While the city begins repairing a dam and spillway in East Raleigh, lakeside residents will continue investigating the possibility of restoring the entire lake.
Members of the Public Works Committee Tuesday agreed to start repairing the dam and spillway at the Lower Longview Lake, which has been in disrepair for almost 30 years. During the four- to six-month period that it will take the city to acquire construction easements, residents and city staff will continue discussing the excavation the lake in order to restore some of its depth and capacity.
The privately owned Longview Lake, just off of New Bern Avenue, was built in the 1940s. The homeowners association lapsed and hasn’t been for at least 30 years, resulting in no maintenance and sediment buildup.
The portion of Albemarle Avenue that runs over the dam has been closed since 2009, when it was deemed unsafe.
The city will shell out the $2.5 million needed to restore the dam, spillway and road, but stopped short of excavating the lake because of the added expense.
Excavating the lake could mean additional permits from the Army Corps of Engineers, which oversees established wetlands.
Scott Bryant of the city’s Stormwater Utility Department said staff recently met with the Corps of Engineers to get some basic information about the impact of excavating the lake. Preliminary research found that about 1.7 to 2 acres of wetlands would be impacted by the sediment removal and additional permits would be required.

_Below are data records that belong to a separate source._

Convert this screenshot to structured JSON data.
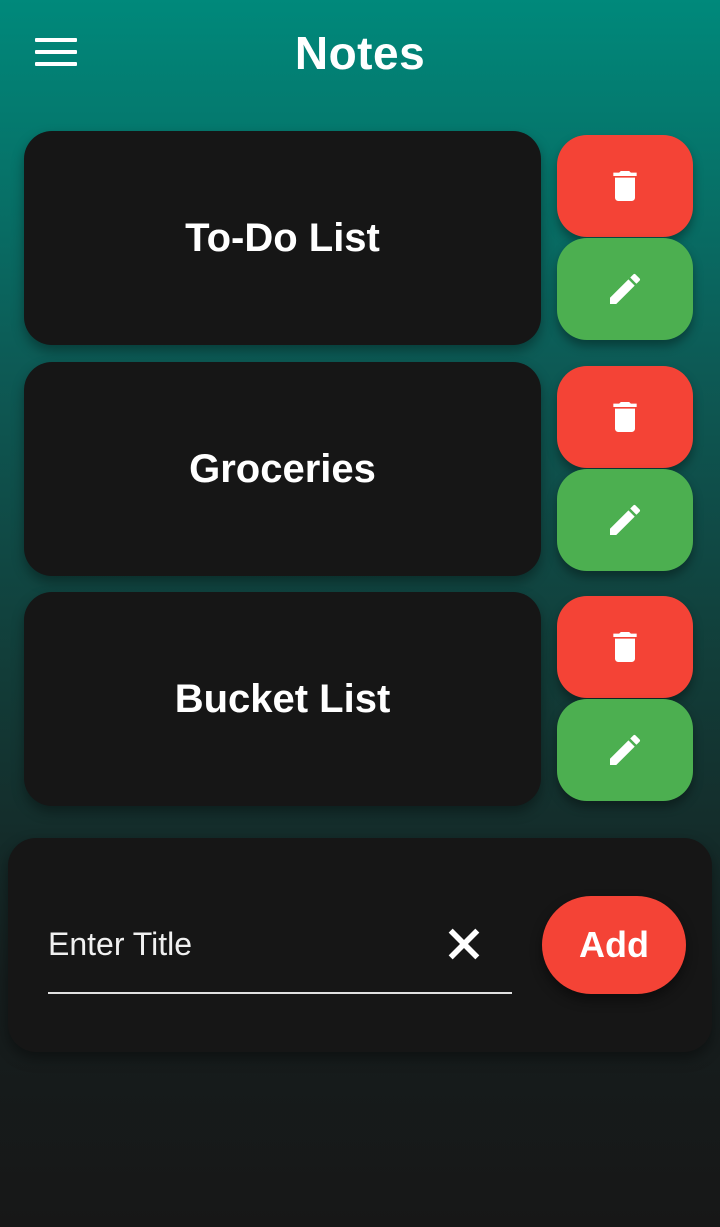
{
  "app_bar": {
    "title": "Notes",
    "menu_icon": "hamburger-menu-icon"
  },
  "notes": [
    {
      "title": "To-Do List",
      "delete_icon": "trash-icon",
      "edit_icon": "pencil-icon"
    },
    {
      "title": "Groceries",
      "delete_icon": "trash-icon",
      "edit_icon": "pencil-icon"
    },
    {
      "title": "Bucket List",
      "delete_icon": "trash-icon",
      "edit_icon": "pencil-icon"
    }
  ],
  "add_form": {
    "placeholder": "Enter Title",
    "value": "",
    "clear_icon": "close-icon",
    "add_label": "Add"
  },
  "colors": {
    "header_teal": "#00897b",
    "card": "#161616",
    "delete": "#f44336",
    "edit": "#4caf50",
    "add": "#f44336"
  }
}
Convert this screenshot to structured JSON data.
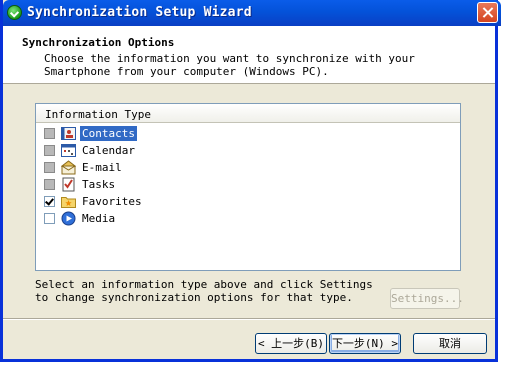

Excavating could potentially add $1 million to the project.
Bryant recommended that if the Councilors wanted staff to pursue removing the sediment, it should be considered a separate project from the dam and spillway repair.
Gloria Putnam has lived on the lake since 2004 and said she has seen the sediment build up quickly. Putman said she doesn’t want to see the existing wetlands destroyed, but would like to bring some depth back to the lake.
“Let’s go ahead and figure out a way to do this whole waterway project,” she said.
Councilor John Odom said he wanted the project to get started, but asked that staff come back in in January to have a separate discussion about removing the sediment. The full Council will vote on the issue at its next meeting in December.